In 2004, The Return of
the King (2003), the third film
in The Lord of the Rings trilogy, won the Oscar
for Best Picture. The award was hardly a surprise. The first two
films in the series, The Fellowship of the Ring and The
Two Towers, had both been nominated but lost, and the trilogy
seemed to be due an award. Few critics, however, considered the
third film better than the first two, and, like its predecessors,
the film was praised but not celebrated. However, the fact that The
Return of the King concluded the trilogy seemed to make
it more worthy of an Oscar than the previous two installments had
been. Unlike the films that make up other famous trilogies, such as The
Godfather, Star Wars, and Indiana
Jones, the films in The Lord of the Rings are
not complete in and of themselves. The Fellowship of the
Ring might as well have a To Be Continued . . . sign before
the credits, and The Two Towers actually has neither
a real beginning nor a real end. Even The Return of the
King, though it indeed has an ending, starts in media res,
and anyone who has not seen the first two films will be a bit lost.

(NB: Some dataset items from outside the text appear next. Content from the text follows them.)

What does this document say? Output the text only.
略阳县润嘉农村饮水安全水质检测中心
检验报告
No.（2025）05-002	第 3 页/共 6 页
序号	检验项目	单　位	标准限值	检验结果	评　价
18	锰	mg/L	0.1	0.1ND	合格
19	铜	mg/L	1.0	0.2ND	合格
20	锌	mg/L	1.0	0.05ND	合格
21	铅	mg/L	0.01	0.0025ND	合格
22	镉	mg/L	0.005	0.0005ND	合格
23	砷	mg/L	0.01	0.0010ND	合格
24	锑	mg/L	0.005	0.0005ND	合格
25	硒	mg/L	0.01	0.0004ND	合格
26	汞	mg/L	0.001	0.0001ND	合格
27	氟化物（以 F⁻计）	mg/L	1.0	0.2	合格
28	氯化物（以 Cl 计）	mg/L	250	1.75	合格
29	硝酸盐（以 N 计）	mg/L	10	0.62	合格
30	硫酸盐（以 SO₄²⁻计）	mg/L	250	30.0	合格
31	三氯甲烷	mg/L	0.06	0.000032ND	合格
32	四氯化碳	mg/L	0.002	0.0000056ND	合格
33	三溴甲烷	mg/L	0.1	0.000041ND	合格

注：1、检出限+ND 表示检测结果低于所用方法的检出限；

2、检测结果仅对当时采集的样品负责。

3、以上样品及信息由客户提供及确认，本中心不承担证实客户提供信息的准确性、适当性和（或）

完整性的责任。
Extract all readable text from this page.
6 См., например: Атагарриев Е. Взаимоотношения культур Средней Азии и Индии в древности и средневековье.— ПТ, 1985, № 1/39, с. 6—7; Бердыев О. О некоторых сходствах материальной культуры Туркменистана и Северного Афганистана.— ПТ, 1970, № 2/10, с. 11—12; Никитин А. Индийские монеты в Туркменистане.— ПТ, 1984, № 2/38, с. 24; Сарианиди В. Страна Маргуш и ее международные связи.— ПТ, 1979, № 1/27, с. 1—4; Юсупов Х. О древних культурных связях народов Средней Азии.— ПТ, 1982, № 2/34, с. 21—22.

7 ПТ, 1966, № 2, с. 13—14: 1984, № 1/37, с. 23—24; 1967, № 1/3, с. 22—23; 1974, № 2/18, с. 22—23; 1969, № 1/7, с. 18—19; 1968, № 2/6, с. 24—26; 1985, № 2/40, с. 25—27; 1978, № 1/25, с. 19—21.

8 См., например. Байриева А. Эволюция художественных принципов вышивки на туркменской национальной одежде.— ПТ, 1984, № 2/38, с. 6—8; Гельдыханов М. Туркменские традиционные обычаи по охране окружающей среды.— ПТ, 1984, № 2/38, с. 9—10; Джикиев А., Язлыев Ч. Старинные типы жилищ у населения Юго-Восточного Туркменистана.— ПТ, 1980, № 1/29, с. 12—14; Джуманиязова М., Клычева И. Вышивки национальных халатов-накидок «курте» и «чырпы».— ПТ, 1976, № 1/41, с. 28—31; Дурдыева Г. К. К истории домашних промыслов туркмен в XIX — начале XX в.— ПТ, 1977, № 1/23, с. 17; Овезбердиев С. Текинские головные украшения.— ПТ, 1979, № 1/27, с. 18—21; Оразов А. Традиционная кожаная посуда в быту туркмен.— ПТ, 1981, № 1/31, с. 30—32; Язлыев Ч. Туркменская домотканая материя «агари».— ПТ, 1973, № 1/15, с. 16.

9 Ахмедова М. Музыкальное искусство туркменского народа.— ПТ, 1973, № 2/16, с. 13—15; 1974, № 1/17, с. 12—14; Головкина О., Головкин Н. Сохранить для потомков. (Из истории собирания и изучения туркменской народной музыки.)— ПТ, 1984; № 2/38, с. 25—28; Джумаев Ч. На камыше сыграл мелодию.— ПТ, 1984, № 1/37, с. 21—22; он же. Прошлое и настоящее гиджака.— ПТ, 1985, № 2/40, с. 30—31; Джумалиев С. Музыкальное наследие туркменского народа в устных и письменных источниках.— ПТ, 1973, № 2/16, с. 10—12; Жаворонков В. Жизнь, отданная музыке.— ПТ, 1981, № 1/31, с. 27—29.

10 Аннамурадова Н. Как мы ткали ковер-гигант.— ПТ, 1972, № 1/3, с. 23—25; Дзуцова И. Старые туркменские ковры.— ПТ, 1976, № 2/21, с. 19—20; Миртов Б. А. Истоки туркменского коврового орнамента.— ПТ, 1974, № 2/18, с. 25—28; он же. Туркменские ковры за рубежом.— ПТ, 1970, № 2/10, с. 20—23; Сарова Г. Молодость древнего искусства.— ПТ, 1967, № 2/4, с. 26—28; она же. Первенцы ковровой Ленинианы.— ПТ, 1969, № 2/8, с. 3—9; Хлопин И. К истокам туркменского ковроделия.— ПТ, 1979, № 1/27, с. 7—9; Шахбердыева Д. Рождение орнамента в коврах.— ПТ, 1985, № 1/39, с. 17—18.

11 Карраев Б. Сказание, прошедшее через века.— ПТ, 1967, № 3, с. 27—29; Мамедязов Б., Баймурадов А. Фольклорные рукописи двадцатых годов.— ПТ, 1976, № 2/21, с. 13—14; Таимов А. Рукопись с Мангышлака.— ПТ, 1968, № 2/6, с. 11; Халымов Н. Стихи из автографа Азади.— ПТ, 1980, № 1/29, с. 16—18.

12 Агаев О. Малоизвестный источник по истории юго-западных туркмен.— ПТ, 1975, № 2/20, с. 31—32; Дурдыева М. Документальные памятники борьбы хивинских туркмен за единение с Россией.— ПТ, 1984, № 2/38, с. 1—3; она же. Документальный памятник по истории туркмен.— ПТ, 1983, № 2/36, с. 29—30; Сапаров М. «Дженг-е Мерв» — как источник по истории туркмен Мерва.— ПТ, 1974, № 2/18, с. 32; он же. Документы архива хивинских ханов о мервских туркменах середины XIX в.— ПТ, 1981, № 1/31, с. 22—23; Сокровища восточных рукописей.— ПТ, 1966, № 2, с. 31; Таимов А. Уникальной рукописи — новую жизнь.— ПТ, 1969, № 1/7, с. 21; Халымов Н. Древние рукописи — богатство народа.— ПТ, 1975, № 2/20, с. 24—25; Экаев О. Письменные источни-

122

The Best Picture award is, in effect, a single award for the entire
trilogy, which itself might be more accurately described as one
very long movie than as three separate films.

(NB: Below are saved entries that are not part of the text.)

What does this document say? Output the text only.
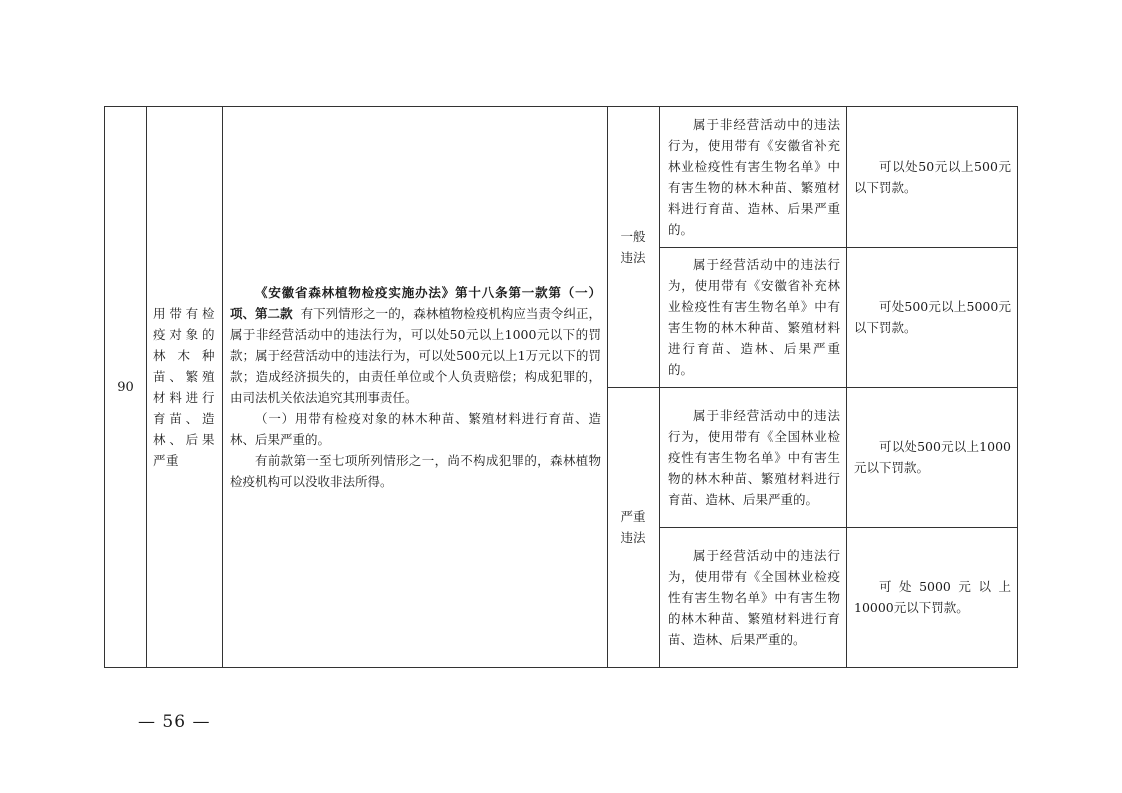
90
用带有检疫对象的林木种苗、繁殖材料进行育苗、造林、后果严重

《安徽省森林植物检疫实施办法》第十八条第一款第（一）项、第二款 有下列情形之一的，森林植物检疫机构应当责令纠正，属于非经营活动中的违法行为，可以处50元以上1000元以下的罚款；属于经营活动中的违法行为，可以处500元以上1万元以下的罚款；造成经济损失的，由责任单位或个人负责赔偿；构成犯罪的，由司法机关依法追究其刑事责任。

（一）用带有检疫对象的林木种苗、繁殖材料进行育苗、造林、后果严重的。

有前款第一至七项所列情形之一，尚不构成犯罪的，森林植物检疫机构可以没收非法所得。

一般违法
严重违法

属于非经营活动中的违法行为，使用带有《安徽省补充林业检疫性有害生物名单》中有害生物的林木种苗、繁殖材料进行育苗、造林、后果严重的。

属于经营活动中的违法行为，使用带有《安徽省补充林业检疫性有害生物名单》中有害生物的林木种苗、繁殖材料进行育苗、造林、后果严重的。

属于非经营活动中的违法行为，使用带有《全国林业检疫性有害生物名单》中有害生物的林木种苗、繁殖材料进行育苗、造林、后果严重的。

属于经营活动中的违法行为，使用带有《全国林业检疫性有害生物名单》中有害生物的林木种苗、繁殖材料进行育苗、造林、后果严重的。

可以处50元以上500元以下罚款。

可处500元以上5000元以下罚款。

可以处500元以上1000元以下罚款。

可处5000元以上10000元以下罚款。

— 56 —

The trilogy’s unity is perhaps its most distinguishing
characteristic. Its consistency is largely due to the circumstances
of its production. For two years, from 1999 to 2001,
Jackson filmed in New Zealand, creating the footage used in all
three films. Though the movies were edited and released separately,
the fact that the entire trilogy’s footage was filmed at one time
and in one place goes a long way toward explaining the unity of
the entire trilogy. The congruity of the trilogy can also be ascribed
to the fact that the films closely follow Tolkien’s novels. Movies,
which are collaborative, tend to be influenced by many different
people—writers, directors, producers, cinematographers, and actors—while
books tend to represent the vision of one writer. Because the films
stay close to the novels, they benefit from the consistency of Tolkien’s
vision.
While critics generally praised the films, few considered
them to be anything more than very well-done big-budget extravaganzas, but
the films’ popularity has made them very influential in the filmmaking
world. For example, The Lord of the Rings trilogy
has influenced the length of motion pictures. Each of the three
films is approximately three hours long, and the entire trilogy
lasts well over nine hours. For many years the standard Hollywood
film length was an hour and a half. The average feature film had
already begun to grow before the release of The Lord of
the Rings, but the trilogy’s success partly explains the
increasing number of two-and-a-half to three-hour movies, as well
as multifilm epics, such as Quentin Tarantino’s two-part Kill
Bill.
The trilogy also helped to reintroduce a forgotten genre:
the war epic. For many years, most war films concerned the Vietnam
War, and these films invariably approached the war with cynicism
and aimed to present a balanced picture that documented the human suffering
on both sides. Even war films, such as Glory and Saving Private
Ryan, which seem to celebrate the heroism and sacrifice
of common soldiers fighting just wars, never hide the fact that
war is hell. Even if a war is just, these films suggest, it is still
pure hell for the soldiers fighting it. The Lord of the
Rings trilogy, however, seems to have helped reintroduce
the notion of war as an aspect of coming of age, one way that a
man can mature and make his name.
Neither Tolkien nor Jackson intended their work to be
classified as “fantasy,” and instead viewed their work as a form
of history-making. Many aspects of Jackson’s films, however, are
indeed fantastical and follow a line of other films that portray
worlds far different from the one we know. Movies have always taken
place in both recognizable and alternative worlds, and for many
years, the dominant genre in this alternate tradition was science
fiction. Films like The Terminator portray futures
in which cyborgs walk the earth and space travel is common. Science
fiction eventually produced cyberpunk, a subgenre that includes
such films as The Matrix, in which the virtual
world of the computer becomes the new frontier. Fantasy, like science
fiction and cyberpunk, portrays worlds that differ radically from
both the present and the past, but the alternate world in works
of fantasy is not defined by technology. Science fiction and cyberpunk
most often concern an imagined future, while fantasy generally concerns
an alternative past. Middle-earth, the setting of The Lord
of the Rings, resembles a legendary, rather than historical,
conception of the Middle Ages, where warriors wear shining armor
and ride off to battle on horseback. Moreover, Middle-earth is a
world of mystery, populated by elves, dwarves, magicians, and evil
spirits, a fantastic land in keeping with the religiosity of the
Middle Ages. Science fiction and cyberpunk are rooted in both the
modern and the futuristic worlds, and to some extent, The Lord
of the Rings signals a return to more conservative Hollywood films,
a step back from the technology-centric, socially critical movies
that have been the norm for the better part of the past thirty years.